La fermeture des salles à manger des restaurants à compter de 17 h la veille du jour de l’An est le pire scénario qui soit pour les restaurateurs. De leur côté, les détaillants poussent un soupir de soulagement. Chez les quincailliers, on applaudit même la décision de fermer les commerces le dimanche.

« Pour nous, c’est le pire des scénarios, se désole Martin Vézina, directeur des affaires publiques et gouvernementales de l’Association Restauration Québec (ARQ). On espérait que le gouvernement garde les salles ouvertes, quitte à limiter les tables à une seule bulle familiale, mais le gouvernement ferme simplement les salles à manger pour la troisième fois en près de deux ans. »

« La résilience des entrepreneurs n’est pas sans limites », met en garde François Vincent, vice-président pour le Québec de la Fédération canadienne de l’entreprise indépendante (FCEI), qui compte beaucoup de restaurateurs parmi ses membres. Pendant la pandémie, les restaurants ont contracté une dette moyenne qui dépasse 200 000 $, souligne-t-il.

« C’est une décision malheureuse qui aura des répercussions à court terme et à long terme pour notre industrie », craint M. Vézina.

À court terme, des pertes sèches sont au menu. Les frigos pleins en prévision de la Saint-Sylvestre le resteront après 17 h le 31 décembre. L’ARQ demande que les restaurateurs soient dédommagés pour leurs pertes alimentaires.

La même requête est formulée par les propriétaires de bars. « Les programmes en place ne s’appliquent pas aux propriétaires de bars, ou seulement partiellement, par exemple dans le cas de l’aide au paiement du loyer », dit Renaud Poulin, président de la Corporation des propriétaires de bars, brasseries et tavernes du Québec.

Mais ce sont les répercussions à long terme de cette troisième fermeture qui inquiète le plus M. Vézina, de l’ARQ. « Notre personnel va aller travailler dans les autres secteurs qui restent ouverts et ils ne reviendront pas dans notre industrie.
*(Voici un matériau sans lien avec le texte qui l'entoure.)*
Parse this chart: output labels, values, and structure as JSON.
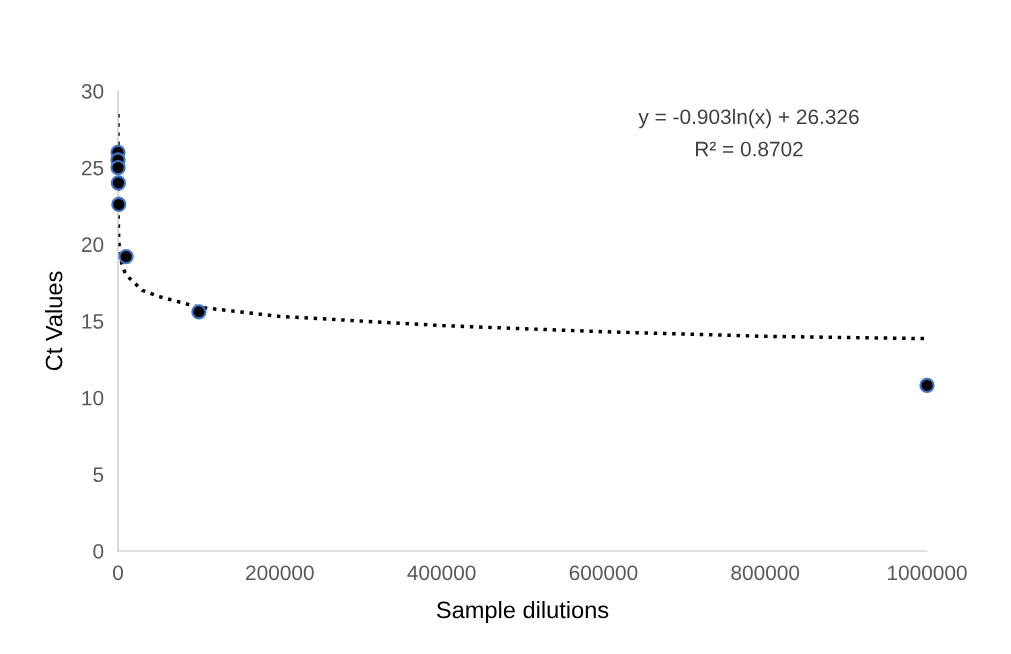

Ces fermetures à répétition rendent l’industrie instable. C’est démoralisant pour les exploitants. »

Les magasins restent ouverts, sauf le dimanche

Du côté des détaillants, on se console à l’idée que les commerces restent ouverts, même si on se dit déçu de la fermeture décrétée pour les trois prochains dimanches.
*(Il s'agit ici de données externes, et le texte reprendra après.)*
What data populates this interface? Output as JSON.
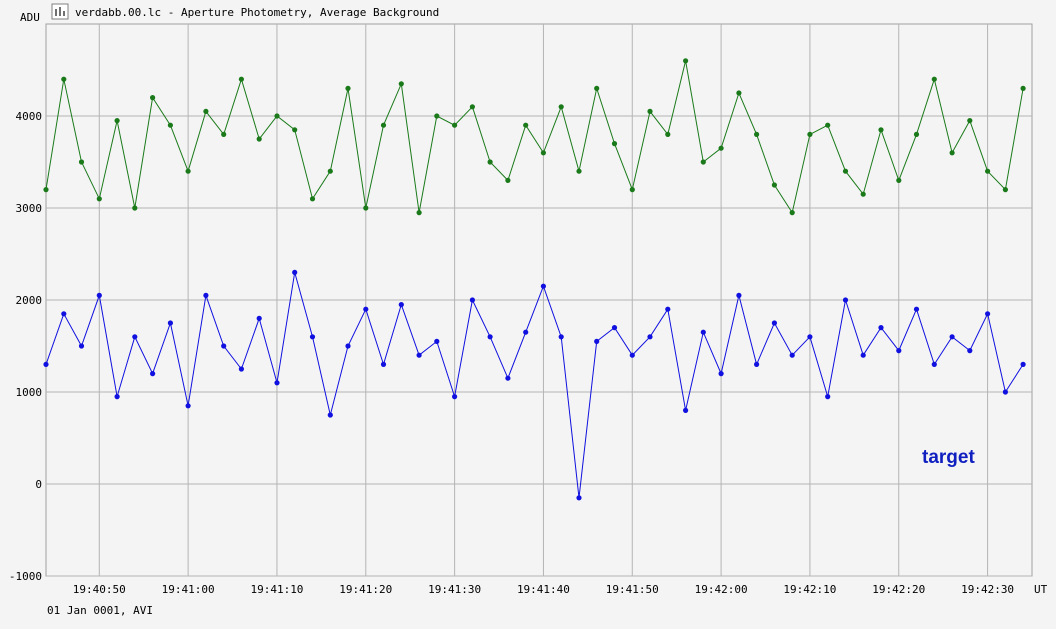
{
  "window": {
    "title": "verdabb.00.lc - Aperture Photometry, Average Background",
    "icon": "lightcurve-app-icon"
  },
  "footer": {
    "date_text": "01 Jan 0001, AVI"
  },
  "colors": {
    "background": "#f4f4f4",
    "grid": "#b4b4b4",
    "series_top": "#1a7a1a",
    "series_bottom": "#1010e0",
    "target_label": "#1020c0"
  },
  "chart_data": {
    "type": "line",
    "title": "verdabb.00.lc - Aperture Photometry, Average Background",
    "ylabel": "ADU",
    "xlabel": "UT",
    "ylim": [
      -1000,
      5000
    ],
    "xlim": [
      "19:40:44",
      "19:42:35"
    ],
    "yticks": [
      -1000,
      0,
      1000,
      2000,
      3000,
      4000
    ],
    "xticks": [
      "19:40:50",
      "19:41:00",
      "19:41:10",
      "19:41:20",
      "19:41:30",
      "19:41:40",
      "19:41:50",
      "19:42:00",
      "19:42:10",
      "19:42:20",
      "19:42:30"
    ],
    "grid": true,
    "annotations": [
      {
        "text": "target",
        "series": 1
      }
    ],
    "series": [
      {
        "color": "#1a7a1a",
        "x": [
          "19:40:44",
          "19:40:46",
          "19:40:48",
          "19:40:50",
          "19:40:52",
          "19:40:54",
          "19:40:56",
          "19:40:58",
          "19:41:00",
          "19:41:02",
          "19:41:04",
          "19:41:06",
          "19:41:08",
          "19:41:10",
          "19:41:12",
          "19:41:14",
          "19:41:16",
          "19:41:18",
          "19:41:20",
          "19:41:22",
          "19:41:24",
          "19:41:26",
          "19:41:28",
          "19:41:30",
          "19:41:32",
          "19:41:34",
          "19:41:36",
          "19:41:38",
          "19:41:40",
          "19:41:42",
          "19:41:44",
          "19:41:46",
          "19:41:48",
          "19:41:50",
          "19:41:52",
          "19:41:54",
          "19:41:56",
          "19:41:58",
          "19:42:00",
          "19:42:02",
          "19:42:04",
          "19:42:06",
          "19:42:08",
          "19:42:10",
          "19:42:12",
          "19:42:14",
          "19:42:16",
          "19:42:18",
          "19:42:20",
          "19:42:22",
          "19:42:24",
          "19:42:26",
          "19:42:28",
          "19:42:30",
          "19:42:32",
          "19:42:34"
        ],
        "values": [
          3200,
          4400,
          3500,
          3100,
          3950,
          3000,
          4200,
          3900,
          3400,
          4050,
          3800,
          4400,
          3750,
          4000,
          3850,
          3100,
          3400,
          4300,
          3000,
          3900,
          4350,
          2950,
          4000,
          3900,
          4100,
          3500,
          3300,
          3900,
          3600,
          4100,
          3400,
          4300,
          3700,
          3200,
          4050,
          3800,
          4600,
          3500,
          3650,
          4250,
          3800,
          3250,
          2950,
          3800,
          3900,
          3400,
          3150,
          3850,
          3300,
          3800,
          4400,
          3600,
          3950,
          3400,
          3200,
          4300
        ]
      },
      {
        "color": "#1010e0",
        "x": [
          "19:40:44",
          "19:40:46",
          "19:40:48",
          "19:40:50",
          "19:40:52",
          "19:40:54",
          "19:40:56",
          "19:40:58",
          "19:41:00",
          "19:41:02",
          "19:41:04",
          "19:41:06",
          "19:41:08",
          "19:41:10",
          "19:41:12",
          "19:41:14",
          "19:41:16",
          "19:41:18",
          "19:41:20",
          "19:41:22",
          "19:41:24",
          "19:41:26",
          "19:41:28",
          "19:41:30",
          "19:41:32",
          "19:41:34",
          "19:41:36",
          "19:41:38",
          "19:41:40",
          "19:41:42",
          "19:41:44",
          "19:41:46",
          "19:41:48",
          "19:41:50",
          "19:41:52",
          "19:41:54",
          "19:41:56",
          "19:41:58",
          "19:42:00",
          "19:42:02",
          "19:42:04",
          "19:42:06",
          "19:42:08",
          "19:42:10",
          "19:42:12",
          "19:42:14",
          "19:42:16",
          "19:42:18",
          "19:42:20",
          "19:42:22",
          "19:42:24",
          "19:42:26",
          "19:42:28",
          "19:42:30",
          "19:42:32",
          "19:42:34"
        ],
        "values": [
          1300,
          1850,
          1500,
          2050,
          950,
          1600,
          1200,
          1750,
          850,
          2050,
          1500,
          1250,
          1800,
          1100,
          2300,
          1600,
          750,
          1500,
          1900,
          1300,
          1950,
          1400,
          1550,
          950,
          2000,
          1600,
          1150,
          1650,
          2150,
          1600,
          -150,
          1550,
          1700,
          1400,
          1600,
          1900,
          800,
          1650,
          1200,
          2050,
          1300,
          1750,
          1400,
          1600,
          950,
          2000,
          1400,
          1700,
          1450,
          1900,
          1300,
          1600,
          1450,
          1850,
          1000,
          1300
        ]
      }
    ]
  }
}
« On est contents de pouvoir ouvrir six jours sur sept, même si préférait sept jours sur sept, dit Jean-Guy Côté, directeur général du Conseil québécois du commerce de détail. Contrairement à d’autres activités, les boutiques et magasins ne sont pas des lieux de rassemblement », ajoute-t-il. Les commerces doivent déjà limiter l’achalandage à 1 personne pour 20 mètres carrés de superficie.

Les dépanneurs, les stations-service, les pharmacies pourront rester ouverts sept jours sur sept.

L’annonce de la fermeture le dimanche réjouit par ailleurs les quincailliers, qui réclament cette mesure depuis l’été dernier. « Je dis : alléluia ! », s’est écrié Richard Darveau, président de l’Association québécoise de la quincaillerie et des matériaux de construction. « Tous nos membres vont être contents, ça va être unanime. » Pour M. Darveau, fermer le dimanche, en plus de favoriser la conciliation travail-famille, va améliorer les marges bénéficiaires de ses membres.

« Il est possible de limiter la propagation du virus sans fermer les commerces », fait valoir de son côté François Vincent, de la FCEI. Si ceux-ci éprouvent des problèmes de disponibilité de main-d’œuvre, ils ont le loisir, eux-mêmes, de décider de fermer le dimanche, d’après lui. M. Vincent souligne que 55 % des PME n’ont pas retrouvé leurs ventes d’avant la pandémie. Du lot, près d’une sur quatre risque de ne pas traverser l’année 2022, selon les données recueillies par son organisme.

Pour limiter l’effet sur l’affluence les autres jours de la semaine, la FCEI demande au gouvernement du Québec de permettre le ramassage de commandes en bordure de rue le dimanche.

M. Vincent demande aussi à Québec d’envisager de raccourcir la période d’isolement des malades asymptomatiques de la COVID-19 de 10 à 5 jours, comme aux États-Unis.

De plus, le report de la réouverture des écoles au 17 janvier aura un impact négatif sur la disponibilité de la main-d’œuvre, selon le porte-parole de la FCEI.

« Surtout pour les familles avec des enfants qui ne sont pas autonomes, les parents ne pourront pas offrir une force de travail adéquate aux entreprises », corrobore Roxane Borgès Da Silva, professeure à l’École de santé publique de l’Université de Montréal.